Cancer Control Research5R01CA105023-06
EFFECTS OF TIBETAN YOGA ON FATIGUE AND SLEEP IN CANCER
DESCRIPTION (provided by applicant): Cancer and its treatment are associated with considerable distress, impaired quality of life, poor mental health, and reduced physical function. This is particularly true for women with breast cancer who receive multimodal treatment over an extended period of time. Many women undergo surgery and chemotherapy, which are often followed by radiotherapy. It is important to develop programs that can be incorporated into the treatment schedule that can help ameliorate the treatment-related morbidity that accumulates over time.
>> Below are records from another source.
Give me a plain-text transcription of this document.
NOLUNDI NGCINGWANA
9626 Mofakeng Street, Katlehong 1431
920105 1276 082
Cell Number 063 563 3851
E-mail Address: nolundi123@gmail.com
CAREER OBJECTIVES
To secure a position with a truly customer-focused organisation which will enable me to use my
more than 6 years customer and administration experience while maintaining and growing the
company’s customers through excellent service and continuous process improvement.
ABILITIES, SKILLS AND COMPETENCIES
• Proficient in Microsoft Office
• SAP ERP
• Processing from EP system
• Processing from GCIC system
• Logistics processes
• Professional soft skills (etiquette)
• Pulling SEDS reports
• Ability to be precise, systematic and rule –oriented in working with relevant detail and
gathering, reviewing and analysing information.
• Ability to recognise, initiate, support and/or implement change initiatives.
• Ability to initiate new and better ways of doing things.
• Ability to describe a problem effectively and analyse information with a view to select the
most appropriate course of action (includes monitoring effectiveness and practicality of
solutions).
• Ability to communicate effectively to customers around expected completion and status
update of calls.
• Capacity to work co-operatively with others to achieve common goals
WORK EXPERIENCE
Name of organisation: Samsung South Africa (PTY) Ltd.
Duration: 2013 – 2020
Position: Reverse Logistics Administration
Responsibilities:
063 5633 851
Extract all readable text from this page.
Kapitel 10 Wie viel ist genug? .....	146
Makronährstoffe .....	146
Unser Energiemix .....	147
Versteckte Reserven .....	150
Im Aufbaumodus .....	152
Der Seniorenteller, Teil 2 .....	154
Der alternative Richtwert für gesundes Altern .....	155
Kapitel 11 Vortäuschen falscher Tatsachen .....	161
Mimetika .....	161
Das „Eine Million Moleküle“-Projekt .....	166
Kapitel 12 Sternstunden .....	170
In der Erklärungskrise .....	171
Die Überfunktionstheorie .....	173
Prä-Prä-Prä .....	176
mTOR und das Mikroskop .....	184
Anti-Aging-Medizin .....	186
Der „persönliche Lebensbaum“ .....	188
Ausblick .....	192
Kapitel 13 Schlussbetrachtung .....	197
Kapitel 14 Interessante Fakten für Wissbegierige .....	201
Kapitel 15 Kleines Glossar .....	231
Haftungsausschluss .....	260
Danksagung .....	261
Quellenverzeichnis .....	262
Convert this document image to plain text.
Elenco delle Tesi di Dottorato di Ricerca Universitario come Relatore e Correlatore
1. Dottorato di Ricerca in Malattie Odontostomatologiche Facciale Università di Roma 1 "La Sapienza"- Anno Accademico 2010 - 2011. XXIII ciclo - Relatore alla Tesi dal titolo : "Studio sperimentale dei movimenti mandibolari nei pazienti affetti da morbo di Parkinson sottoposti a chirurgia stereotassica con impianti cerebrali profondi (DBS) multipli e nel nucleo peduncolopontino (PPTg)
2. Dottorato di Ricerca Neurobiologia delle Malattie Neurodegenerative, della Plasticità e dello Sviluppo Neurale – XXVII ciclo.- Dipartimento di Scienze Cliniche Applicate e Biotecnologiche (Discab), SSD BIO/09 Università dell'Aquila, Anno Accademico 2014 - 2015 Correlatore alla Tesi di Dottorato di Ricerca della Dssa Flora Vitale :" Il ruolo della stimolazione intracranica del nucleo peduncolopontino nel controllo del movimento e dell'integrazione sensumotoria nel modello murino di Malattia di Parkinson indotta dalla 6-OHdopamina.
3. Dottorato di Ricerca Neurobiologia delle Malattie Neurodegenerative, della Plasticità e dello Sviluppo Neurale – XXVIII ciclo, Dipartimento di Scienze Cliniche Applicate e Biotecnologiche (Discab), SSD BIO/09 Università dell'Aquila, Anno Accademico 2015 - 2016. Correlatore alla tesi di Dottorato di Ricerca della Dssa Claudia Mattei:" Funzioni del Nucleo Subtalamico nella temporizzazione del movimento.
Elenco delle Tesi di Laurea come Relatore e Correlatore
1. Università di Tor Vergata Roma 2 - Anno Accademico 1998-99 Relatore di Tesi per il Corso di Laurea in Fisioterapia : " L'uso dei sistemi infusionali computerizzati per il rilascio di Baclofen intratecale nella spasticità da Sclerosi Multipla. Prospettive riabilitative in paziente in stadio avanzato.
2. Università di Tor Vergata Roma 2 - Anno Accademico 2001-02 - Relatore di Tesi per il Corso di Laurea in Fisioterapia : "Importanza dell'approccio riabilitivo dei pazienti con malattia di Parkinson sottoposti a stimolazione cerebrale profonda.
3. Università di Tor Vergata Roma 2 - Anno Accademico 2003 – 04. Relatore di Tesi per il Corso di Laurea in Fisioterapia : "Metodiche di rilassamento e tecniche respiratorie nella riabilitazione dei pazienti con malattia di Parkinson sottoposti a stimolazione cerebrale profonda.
Research suggests that stress-reduction programs tailored to the cancer treatment setting may help patients cope with the acute effects of treatment and improve their quality of life after treatment. Yoga, an ancient Eastern science, incorporates stress-reduction techniques including regulated breathing, visual imagery, and meditation, as well as various postures. Although different forms of yoga are practiced in many Eastern countries, most of what is known about yoga in the West comes from the Indian tradition. Less well know are the yogic practices from Tibet. For thousands of years, Tibetan's have been employing a form of yoga that incorporates controlled breathing and visualization, mindfulness techniques, and postures. We have designed and pilot-tested a Tibetan yoga program for cancer patients and found that it is feasible to conduct the intervention, and there is some initial indication that the intervention improves adjustment. We hypothesize that the yoga program we designed will be particularly useful for women with breast cancer who are undergoing adjuvant treatment for their disease as the focus is on controlled breathing, visualization, and mindfulness techniques, as well as some low impact gentle postures. The proposed study will assess the physical and psychological benefits of a Tibetan yoga program for women with breast cancer undergoing adjuvant chemotherapy. Patients with breast cancer who are scheduled to receive chemotherapy will be randomly assigned to either a Tibetan yoga group or an Educational Support group. This research will also evaluate the extent to which psychosocial factors mediate and/or moderate the intervention program and predict patients' recovery and adjustment to treatment. The effects of the intervention should be evident throughout recovery and across physical and psychological indices.